Interference by Herbicidal Inhibitors of Electron Transport with Phosphorylation and Permeability Properties of Chloroplast Membranes

Abstract

Many herbicides inhibit chloroplast electron transport by interfering with a proteinaceous component of the Qв complex located in the appressed granal membrane. Certain of these herbicides, designated inhibitory uncouplers, also interfere with photophosphorylation and affect other chloroplast-mediated responses, some of which involve components located in the nonappressed granal membrane. The inhibitory uncouplers can be divided into dinoseb (phenolic) types which contain dissociable protons and dicryl (acylanilide) types which are nonionic. The dinoseb types can function as protonophores and shuttle protons across the thylakoid membrane at low concentrations and can alter the integrity of semipermeable membranes at higher concentrations. However, the dicryl types only alter the integrity of the membranes. The inhibitory uncouplers, but not the DCMU-types of electron transport inhibitors: stimulated electron trans- port from DPIPH2 to methyl viologen; inhibited valifiomycin-induced swelling of intact chloroplasts; increased the permeability of the chloroplast envelope to K+ in the absence of an ionophore; prevented energization of the thylakoid membrane by PS I; and increased the permeability of phosphatidyl choline liposomes to protons.
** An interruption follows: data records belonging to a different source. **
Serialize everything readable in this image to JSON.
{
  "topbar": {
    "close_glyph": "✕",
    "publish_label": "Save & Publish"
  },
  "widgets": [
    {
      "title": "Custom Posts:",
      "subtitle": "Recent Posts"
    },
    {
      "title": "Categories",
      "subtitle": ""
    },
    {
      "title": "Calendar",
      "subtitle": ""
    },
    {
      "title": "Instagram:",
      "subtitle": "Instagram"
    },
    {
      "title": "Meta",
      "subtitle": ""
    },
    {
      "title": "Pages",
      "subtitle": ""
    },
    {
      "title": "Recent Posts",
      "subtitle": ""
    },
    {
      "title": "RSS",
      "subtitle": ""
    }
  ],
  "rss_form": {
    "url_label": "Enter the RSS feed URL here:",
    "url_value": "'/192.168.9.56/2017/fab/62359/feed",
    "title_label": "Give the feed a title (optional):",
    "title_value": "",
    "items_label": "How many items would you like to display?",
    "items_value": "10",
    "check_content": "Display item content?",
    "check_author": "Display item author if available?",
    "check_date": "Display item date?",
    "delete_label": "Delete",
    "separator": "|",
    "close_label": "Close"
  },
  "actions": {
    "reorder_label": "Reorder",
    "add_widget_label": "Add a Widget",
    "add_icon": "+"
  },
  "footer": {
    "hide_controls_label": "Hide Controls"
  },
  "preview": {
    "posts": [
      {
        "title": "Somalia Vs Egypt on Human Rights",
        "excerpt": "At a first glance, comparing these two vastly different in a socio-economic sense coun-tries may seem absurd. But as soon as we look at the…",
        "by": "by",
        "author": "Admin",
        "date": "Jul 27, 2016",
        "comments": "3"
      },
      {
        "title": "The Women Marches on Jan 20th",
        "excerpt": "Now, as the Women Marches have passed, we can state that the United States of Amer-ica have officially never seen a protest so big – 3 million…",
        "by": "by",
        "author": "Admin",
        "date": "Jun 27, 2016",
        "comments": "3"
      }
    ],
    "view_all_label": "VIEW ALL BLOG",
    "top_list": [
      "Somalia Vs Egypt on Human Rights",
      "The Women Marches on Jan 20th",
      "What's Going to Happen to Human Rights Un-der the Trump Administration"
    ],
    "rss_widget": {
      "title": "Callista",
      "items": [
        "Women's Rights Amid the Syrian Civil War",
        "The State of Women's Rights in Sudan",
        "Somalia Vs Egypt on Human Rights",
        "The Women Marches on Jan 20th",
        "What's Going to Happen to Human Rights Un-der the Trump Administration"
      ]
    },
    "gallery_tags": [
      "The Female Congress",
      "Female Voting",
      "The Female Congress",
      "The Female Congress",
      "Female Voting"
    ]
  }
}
Chlorination response patterns obtained with isomers of N-phenyl-2-methylpentanamides in the above reactions, in general, were similar for interference with the Qв complex, i.e., in all assays, dichlorination in the 3,4 or 3,5 positions was associated with maximum inhibitory potency, whereas substitution in an ortho position decreased inhibitory activity. With a series of 1-alkyl-3-(α,α,α-trifluoro-m-tolyl)ureas, maximum inhibition of electron transport was obtained with the butyl derivative, whereas maximum responses for uncoupling and membrane disturbances were obtained with the hexyl or octyl derivatives. Some of the interferences produced by inhibitory uncouplers may result from interactions with the lipoidal components of chloroplast membranes.